Если он и в самом деле наложил на нее епитимию в качестве недельного воздержания — не прикасаться к своему супругу по личной инициативе все эти дни, то этот запрет явно и никоим образом не распространялся на самого Рейнольдза. И как видно, подобными изощренными фишками любили пользоваться многие тематики, только тебе легче от этого не становилось, если не наоборот. Ты прекрасно видела и куда сильнее ощущала разницу — слишком несопоставимую и не вписывающуюся в твои личные переживания. Твоя боль была настоящей, режущей и оставляющей реальные, едва не физические ноющие шрамы. Ведь ты знала, что Он уже никогда в жизни не совершит подобного по собственной инициативе — не даст тебе не единой ложной надежды на что-то большее, и уж конечно не станет играть с этим на публике.
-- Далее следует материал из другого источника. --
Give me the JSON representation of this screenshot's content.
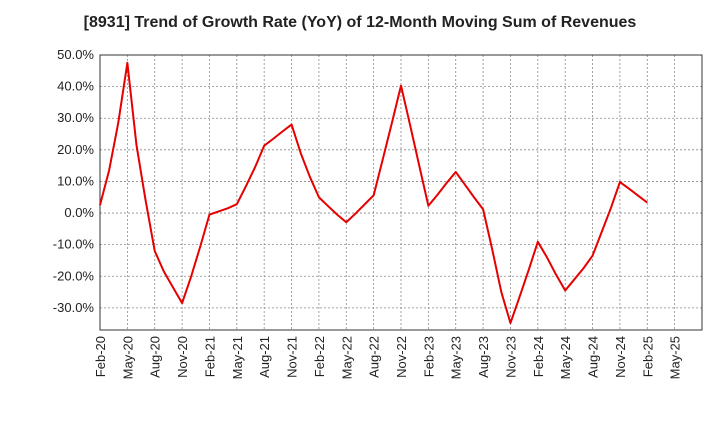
{
  "chart_data": {
    "type": "line",
    "title": "[8931]  Trend of Growth Rate (YoY) of 12-Month Moving Sum of Revenues",
    "xlabel": "",
    "ylabel": "",
    "ylim": [
      -37,
      50
    ],
    "y_ticks": [
      "50.0%",
      "40.0%",
      "30.0%",
      "20.0%",
      "10.0%",
      "0.0%",
      "-10.0%",
      "-20.0%",
      "-30.0%"
    ],
    "y_tick_values": [
      50,
      40,
      30,
      20,
      10,
      0,
      -10,
      -20,
      -30
    ],
    "x_ticks": [
      "Feb-20",
      "May-20",
      "Aug-20",
      "Nov-20",
      "Feb-21",
      "May-21",
      "Aug-21",
      "Nov-21",
      "Feb-22",
      "May-22",
      "Aug-22",
      "Nov-22",
      "Feb-23",
      "May-23",
      "Aug-23",
      "Nov-23",
      "Feb-24",
      "May-24",
      "Aug-24",
      "Nov-24",
      "Feb-25",
      "May-25"
    ],
    "grid": true,
    "series": [
      {
        "color": "#e60000",
        "x": [
          "Feb-20",
          "Mar-20",
          "Apr-20",
          "May-20",
          "Jun-20",
          "Jul-20",
          "Aug-20",
          "Sep-20",
          "Oct-20",
          "Nov-20",
          "Dec-20",
          "Jan-21",
          "Feb-21",
          "Mar-21",
          "Apr-21",
          "May-21",
          "Jun-21",
          "Jul-21",
          "Aug-21",
          "Sep-21",
          "Oct-21",
          "Nov-21",
          "Dec-21",
          "Jan-22",
          "Feb-22",
          "Mar-22",
          "Apr-22",
          "May-22",
          "Jun-22",
          "Jul-22",
          "Aug-22",
          "Sep-22",
          "Oct-22",
          "Nov-22",
          "Dec-22",
          "Jan-23",
          "Feb-23",
          "Mar-23",
          "Apr-23",
          "May-23",
          "Jun-23",
          "Jul-23",
          "Aug-23",
          "Sep-23",
          "Oct-23",
          "Nov-23",
          "Dec-23",
          "Jan-24",
          "Feb-24",
          "Mar-24",
          "Apr-24",
          "May-24",
          "Jun-24",
          "Jul-24",
          "Aug-24",
          "Sep-24",
          "Oct-24",
          "Nov-24",
          "Dec-24",
          "Jan-25",
          "Feb-25"
        ],
        "values": [
          2.5,
          13.5,
          28.5,
          47.5,
          21.5,
          4.0,
          -12.0,
          -18.5,
          -23.5,
          -28.5,
          -20.0,
          -10.5,
          -0.5,
          0.5,
          1.5,
          2.8,
          8.5,
          14.5,
          21.3,
          23.5,
          25.8,
          28.0,
          19.0,
          11.5,
          5.0,
          2.2,
          -0.5,
          -2.9,
          -0.2,
          2.7,
          5.6,
          17.0,
          28.5,
          40.3,
          27.8,
          15.0,
          2.3,
          5.8,
          9.5,
          13.0,
          9.0,
          5.0,
          1.2,
          -11.5,
          -25.0,
          -34.8,
          -26.5,
          -18.0,
          -9.1,
          -14.0,
          -19.5,
          -24.5,
          -21.0,
          -17.5,
          -13.5,
          -6.0,
          1.5,
          9.8,
          7.7,
          5.5,
          3.3
        ]
      }
    ]
  }
}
Хотя, казалось бы, что тут такого, накрыть твою холодную ладошку пальцами, чьи силы и тепло способны влить в твою плоть и кости живительной эйфорией спасительного эликсира, пусть черного, пусть с примесью токсичных ядов, но именно она и позволяла тебе все это время держаться на плаву и поверхности — парить, а не падать… (или верить, что парить…)
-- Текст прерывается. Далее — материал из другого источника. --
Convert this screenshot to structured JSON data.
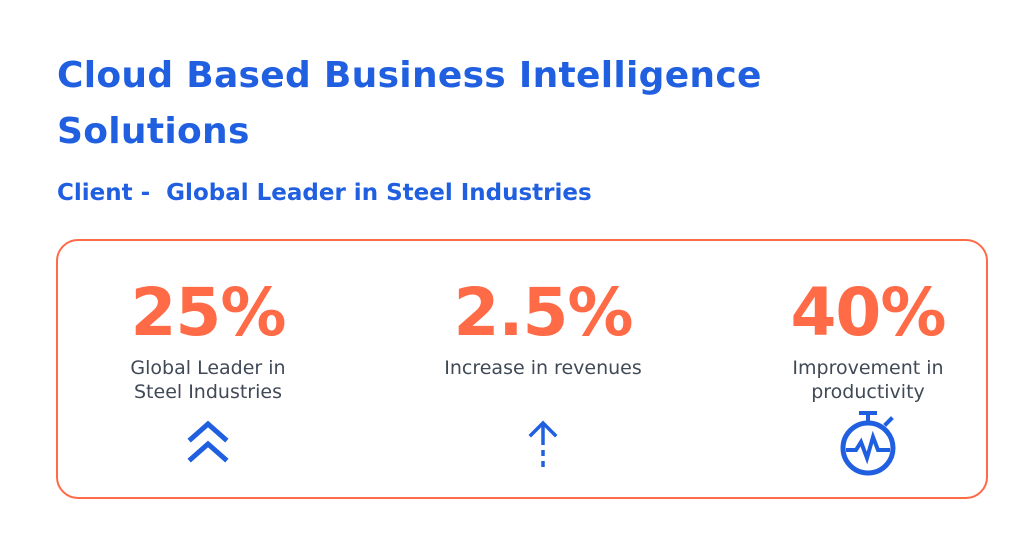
{
  "header": {
    "title": "Cloud Based Business Intelligence Solutions",
    "subtitle": "Client -  Global Leader in Steel Industries"
  },
  "stats": [
    {
      "value": "25%",
      "label_line1": "Global Leader in",
      "label_line2": "Steel Industries",
      "icon": "double-chevron-up-icon"
    },
    {
      "value": "2.5%",
      "label_line1": "Increase in revenues",
      "label_line2": "",
      "icon": "arrow-up-icon"
    },
    {
      "value": "40%",
      "label_line1": "Improvement in",
      "label_line2": "productivity",
      "icon": "stopwatch-pulse-icon"
    }
  ],
  "colors": {
    "heading_blue": "#1f5fe0",
    "accent_orange": "#ff6a47",
    "label_gray": "#404956",
    "icon_blue": "#1f5fe0"
  }
}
Да, мог и знал, что может. Но не делал. И в этом была вся разница. Его наказания не были игрой — они настоящие, болезненные, бьющие точно в цель на поражение. И ты не испытывала того захватывающего экстаза-предвкушения в ожидании свершения уже вынесенного тебе приговора с тем ажиотажем и нетерпением, с коими возможно сейчас боролась в себе Дэниз Эпплгейт. Для нее это было возбуждающей игрой и азартом, для тебя — возбуждающим страхом и удушающей болью. И она никогда тебя не поймет… никогда… Вы слишком и совершенно разные. И именно последнее заставляет тебя удерживать дистанцию между этими людьми — самыми близкими друзьями Дэниэла Мэндэлла-младшего, такими же одержимыми тематическим голодом искушенными безумцами, как и он. Они всегда будут тебе чужими и чуждыми, чтобы при этом не говорили и не делали.